Reinforcement Learning in Non-Stationary Environments

Explore the challenges and solutions of reinforcement learning in dynamic environments through this online lecture by Prof. Pranay Sharma from IIT Bombay's Centre for Machine Intelligence and Data Science. Delve into the complexities of non-stationary reinforcement learning within the infinite-horizon average-reward framework, where Markov Decision Processes feature time-varying rewards and transition probabilities. Learn about the limitations of existing model-based and model-free value-based methods in non-stationary settings, and discover why policy-based methods, despite their practical flexibility, remain theoretically underexplored in this domain. Examine the groundbreaking Non-Stationary Natural Actor-Critic (NS-NAC) algorithm, the first model-free policy-based approach designed specifically for non-stationary environments, featuring restart-based exploration for change detection and innovative learning rate interpretation as adapting factors.

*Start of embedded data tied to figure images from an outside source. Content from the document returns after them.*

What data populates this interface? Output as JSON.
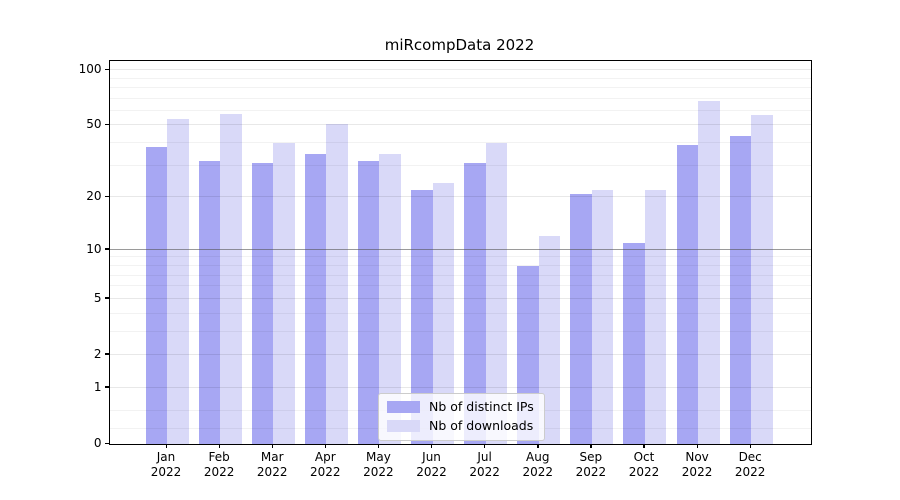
{
  "chart_data": {
    "type": "bar",
    "title": "miRcompData 2022",
    "categories": [
      "Jan 2022",
      "Feb 2022",
      "Mar 2022",
      "Apr 2022",
      "May 2022",
      "Jun 2022",
      "Jul 2022",
      "Aug 2022",
      "Sep 2022",
      "Oct 2022",
      "Nov 2022",
      "Dec 2022"
    ],
    "series": [
      {
        "name": "Nb of distinct IPs",
        "color": "#a7a7f3",
        "values": [
          38,
          32,
          31,
          35,
          32,
          22,
          31,
          8,
          21,
          11,
          39,
          44
        ]
      },
      {
        "name": "Nb of downloads",
        "color": "#d9d9f8",
        "values": [
          54,
          58,
          40,
          51,
          35,
          24,
          40,
          12,
          22,
          22,
          68,
          57
        ]
      }
    ],
    "xlabel": "",
    "ylabel": "",
    "y_scale": "log10(1+v)",
    "y_ticks": [
      0,
      1,
      2,
      5,
      10,
      20,
      50,
      100
    ],
    "y_minor_ticks": [
      0.2,
      0.5,
      3,
      4,
      6,
      7,
      8,
      9,
      30,
      40,
      60,
      70,
      80,
      90
    ],
    "y_max": 112,
    "emphasis_gridline": 10,
    "grid": "both",
    "legend_position": "lower center",
    "background": "#ffffff"
  }
}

Understand the development of BORL-NS-NAC, a bandit-over-RL-based parameter-free algorithm that eliminates the need for prior knowledge of variation budgets. Gain insights from Prof. Sharma's extensive research background in federated learning, collaborative learning, stochastic optimization, reinforcement learning, and differential privacy, drawing from his experience as a Research Scientist at Carnegie Mellon University and his academic journey through Syracuse University and IIT Kanpur.